La précarité persistante des déplacés de Kouakourou au Mali

Deux semaines se sont écoulées depuis que les habitants de Kouakourou, une localité située au cœur du Mali, ont été contraints de fuir leurs foyers. Aujourd’hui, des milliers de personnes, déracinées par la violence, se retrouvent plongées dans une précarité alarmante, cherchant désespérément à reconstruire un semblant de quotidien loin de leurs terres.

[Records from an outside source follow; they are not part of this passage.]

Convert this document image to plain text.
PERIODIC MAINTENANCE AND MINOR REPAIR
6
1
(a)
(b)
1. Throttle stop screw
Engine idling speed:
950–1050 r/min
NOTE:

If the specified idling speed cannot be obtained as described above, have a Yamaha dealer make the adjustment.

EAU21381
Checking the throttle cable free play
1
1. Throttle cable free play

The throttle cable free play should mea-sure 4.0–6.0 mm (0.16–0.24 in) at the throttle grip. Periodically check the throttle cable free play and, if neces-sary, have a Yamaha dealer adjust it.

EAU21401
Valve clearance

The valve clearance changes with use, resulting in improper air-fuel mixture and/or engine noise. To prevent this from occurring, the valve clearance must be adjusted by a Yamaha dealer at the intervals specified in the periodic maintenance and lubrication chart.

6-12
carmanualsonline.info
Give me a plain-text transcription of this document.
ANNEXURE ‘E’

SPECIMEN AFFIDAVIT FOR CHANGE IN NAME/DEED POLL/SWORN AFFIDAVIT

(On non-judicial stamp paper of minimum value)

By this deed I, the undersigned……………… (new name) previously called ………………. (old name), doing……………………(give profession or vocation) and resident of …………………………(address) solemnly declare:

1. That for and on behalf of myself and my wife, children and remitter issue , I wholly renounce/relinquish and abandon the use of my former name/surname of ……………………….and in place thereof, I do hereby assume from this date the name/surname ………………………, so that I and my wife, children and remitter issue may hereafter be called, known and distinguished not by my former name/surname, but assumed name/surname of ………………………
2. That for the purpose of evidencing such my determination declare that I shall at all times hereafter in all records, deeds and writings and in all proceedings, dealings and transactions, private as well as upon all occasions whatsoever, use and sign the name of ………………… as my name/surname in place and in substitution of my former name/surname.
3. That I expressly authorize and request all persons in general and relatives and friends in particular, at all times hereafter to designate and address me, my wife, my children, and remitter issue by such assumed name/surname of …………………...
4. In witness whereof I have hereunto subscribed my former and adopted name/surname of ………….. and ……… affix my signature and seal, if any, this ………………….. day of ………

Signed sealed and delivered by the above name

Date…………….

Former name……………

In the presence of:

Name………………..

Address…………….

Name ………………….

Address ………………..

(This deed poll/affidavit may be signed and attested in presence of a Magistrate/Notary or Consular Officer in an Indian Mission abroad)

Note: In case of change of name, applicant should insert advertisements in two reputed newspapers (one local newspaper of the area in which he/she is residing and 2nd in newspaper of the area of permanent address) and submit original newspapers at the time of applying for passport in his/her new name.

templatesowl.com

Cette exode massive a été provoquée par un ultimatum sans équivoque émis par des combattants du Groupe de soutien à l’islam et aux musulmans (JNIM), une entité affiliée à Al-Qaïda. Après la prise du camp militaire de Kouakourou, les groupes armés ont exigé le départ immédiat de l’intégralité de la population civile. Face à cette menace directe, près de 5 000 âmes ont dû abandonner leurs biens et leurs vies pour trouver refuge dans des villages avoisinants, ainsi que dans des villes comme Djenné, Bamako et Mopti.

Une situation d’urgence à Mopti

À Mopti, en particulier, l’urgence de la situation est palpable. Plus de 400 de ces déplacés ont été accueillis provisoirement dans une école, mise à disposition par les autorités locales. Malgré les efforts déployés par la mairie et des donateurs pour assurer une aide alimentaire régulière, les conditions d’accueil demeurent extrêmement difficiles.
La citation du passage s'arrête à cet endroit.